Ante ideas disruptivas, oscilamos entre el entusiasmo y el rechazo y parecería preferible que la toma de decisiones tuviera al menos en cuenta los análisis que provienen de la ciencia

Pere Puigdomènech
Una mujer de 88 años recibe la primera dosis de la vacuna de Pfizer, en Pamplona, este martes.
Una mujer de 88 años recibe la primera dosis de la vacuna de Pfizer, en Pamplona, este martes.Alvaro Barrientos (AP)

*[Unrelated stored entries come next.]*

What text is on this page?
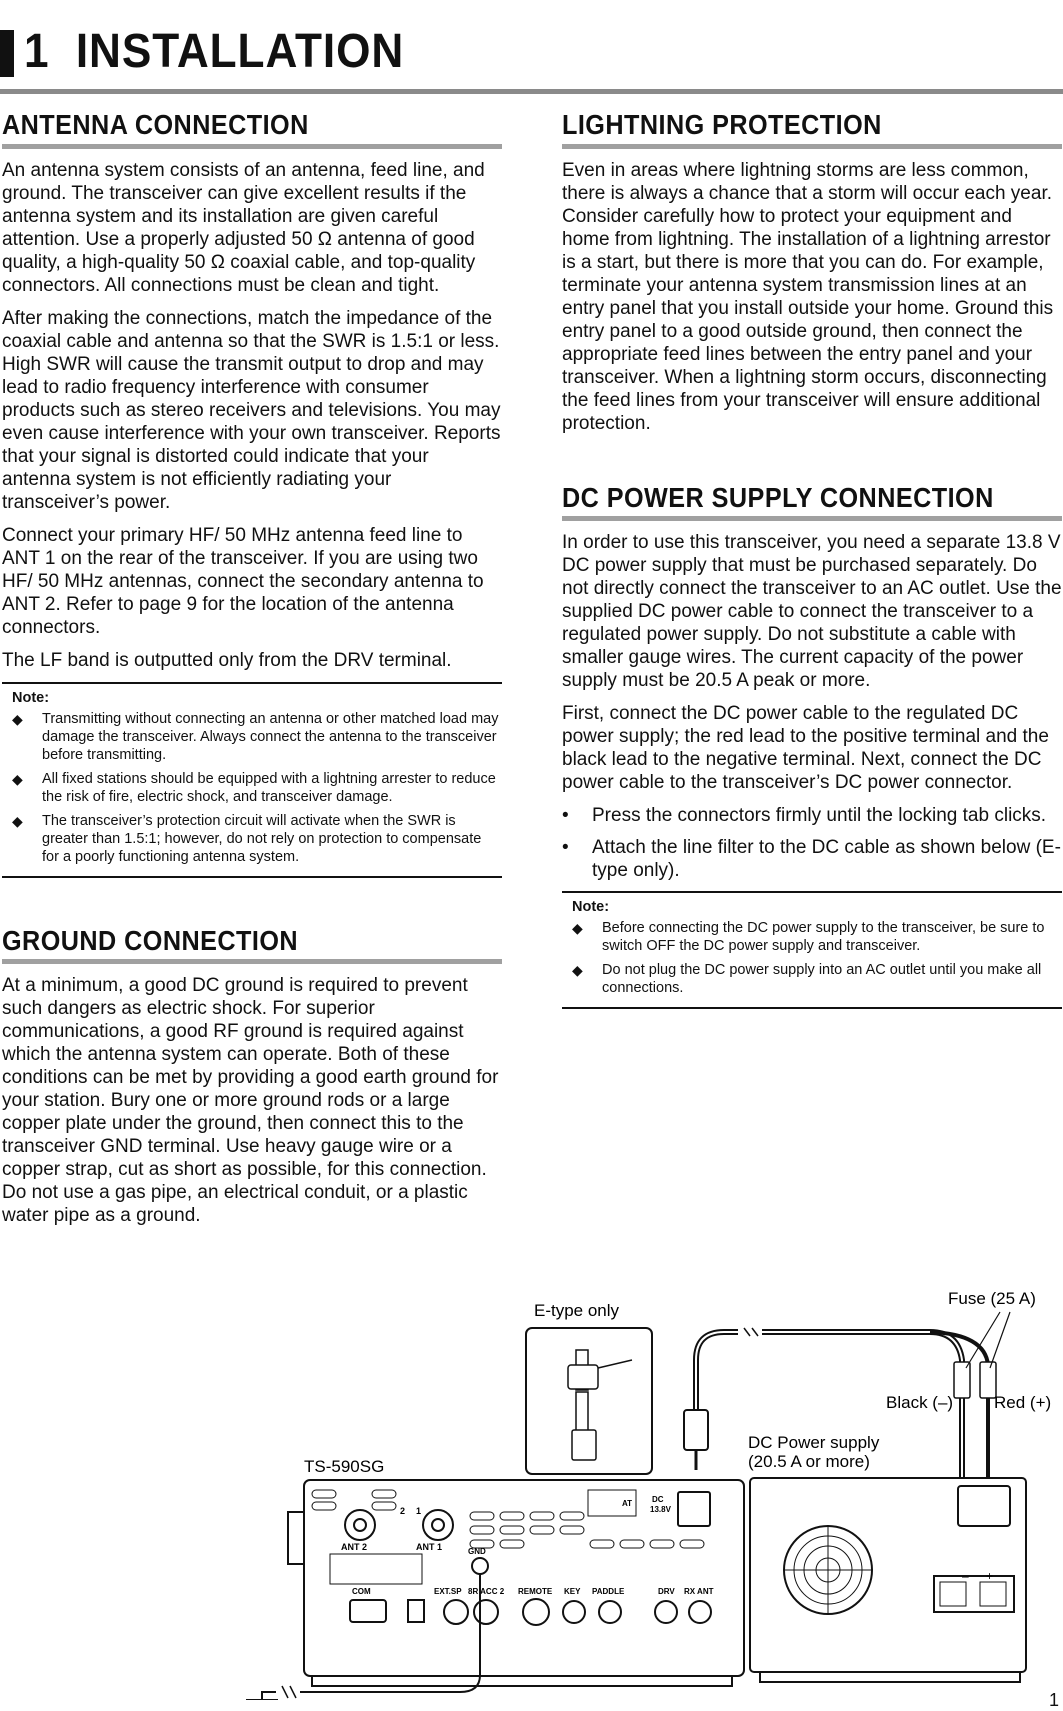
1 INSTALLATION
ANTENNA CONNECTION

An antenna system consists of an antenna, feed line, and ground. The transceiver can give excellent results if the antenna system and its installation are given careful attention. Use a properly adjusted 50 Ω antenna of good quality, a high-quality 50 Ω coaxial cable, and top-quality connectors. All connections must be clean and tight.

After making the connections, match the impedance of the coaxial cable and antenna so that the SWR is 1.5:1 or less. High SWR will cause the transmit output to drop and may lead to radio frequency interference with consumer products such as stereo receivers and televisions. You may even cause interference with your own transceiver. Reports that your signal is distorted could indicate that your antenna system is not efficiently radiating your transceiver’s power.

Connect your primary HF/ 50 MHz antenna feed line to ANT 1 on the rear of the transceiver. If you are using two HF/ 50 MHz antennas, connect the secondary antenna to ANT 2. Refer to page 9 for the location of the antenna connectors.

The LF band is outputted only from the DRV terminal.

Note:
◆ Transmitting without connecting an antenna or other matched load may damage the transceiver. Always connect the antenna to the transceiver before transmitting.
◆ All fixed stations should be equipped with a lightning arrester to reduce the risk of fire, electric shock, and transceiver damage.
◆ The transceiver’s protection circuit will activate when the SWR is greater than 1.5:1; however, do not rely on protection to compensate for a poorly functioning antenna system.
GROUND CONNECTION

At a minimum, a good DC ground is required to prevent such dangers as electric shock. For superior communications, a good RF ground is required against which the antenna system can operate. Both of these conditions can be met by providing a good earth ground for your station. Bury one or more ground rods or a large copper plate under the ground, then connect this to the transceiver GND terminal. Use heavy gauge wire or a copper strap, cut as short as possible, for this connection. Do not use a gas pipe, an electrical conduit, or a plastic water pipe as a ground.

LIGHTNING PROTECTION

Even in areas where lightning storms are less common, there is always a chance that a storm will occur each year. Consider carefully how to protect your equipment and home from lightning. The installation of a lightning arrestor is a start, but there is more that you can do. For example, terminate your antenna system transmission lines at an entry panel that you install outside your home. Ground this entry panel to a good outside ground, then connect the appropriate feed lines between the entry panel and your transceiver. When a lightning storm occurs, disconnecting the feed lines from your transceiver will ensure additional protection.

DC POWER SUPPLY CONNECTION

In order to use this transceiver, you need a separate 13.8 V DC power supply that must be purchased separately. Do not directly connect the transceiver to an AC outlet. Use the supplied DC power cable to connect the transceiver to a regulated power supply. Do not substitute a cable with smaller gauge wires. The current capacity of the power supply must be 20.5 A peak or more.

First, connect the DC power cable to the regulated DC power supply; the red lead to the positive terminal and the black lead to the negative terminal. Next, connect the DC power cable to the transceiver’s DC power connector.

• Press the connectors firmly until the locking tab clicks.
• Attach the line filter to the DC cable as shown below (E-type only).
Note:
◆ Before connecting the DC power supply to the transceiver, be sure to switch OFF the DC power supply and transceiver.
◆ Do not plug the DC power supply into an AC outlet until you make all connections.
E-type only
Fuse (25 A)
Black (–) Red (+)
DC Power supply
(20.5 A or more)
– +
TS-590SG
ANT 2	ANT 1
2 1
GND
AT DC
13.8V
COM	EXT.SP 8R ACC 2 REMOTE KEY PADDLE	DRV RX ANT
1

La Biología ha experimentado un crecimiento extraordinario en los últimos decenios desde los ámbitos más íntimos hasta los más generales. Vamos conociendo el funcionamiento de los organismos vivos en sus detalles moleculares y atómicos y desarrollamos métodos para entender la dinámica de las poblaciones y sus interacciones a nivel más amplio. Queremos entender cómo la vida ha ido evolucionando a nivel planetario si no más allá del sistema solar, pero también los detalles más precisos que dan lugar al desencadenamiento de las enfermedades. Gracias a ello entendemos cada día mejor el entorno en el que habitamos y tratamos de aplicar lo que sabemos para resolver aquellos problemas que nos afectan como seres vivos. El ejemplo más reciente es el de los tratamientos y las vacunas que diseñamos para que la pesadilla producida por la covid-19 se aleje. Para ello utilizamos, lógicamente, el mejor conocimiento posible. Las vacunas que se han comenzado a aplicar a la población son el mejor ejemplo de lo que denominamos Biología sintética: agentes con actividad biológica diseñados y producidos en el laboratorio para que realicen la función que deseamos en la forma lo más efectiva posible.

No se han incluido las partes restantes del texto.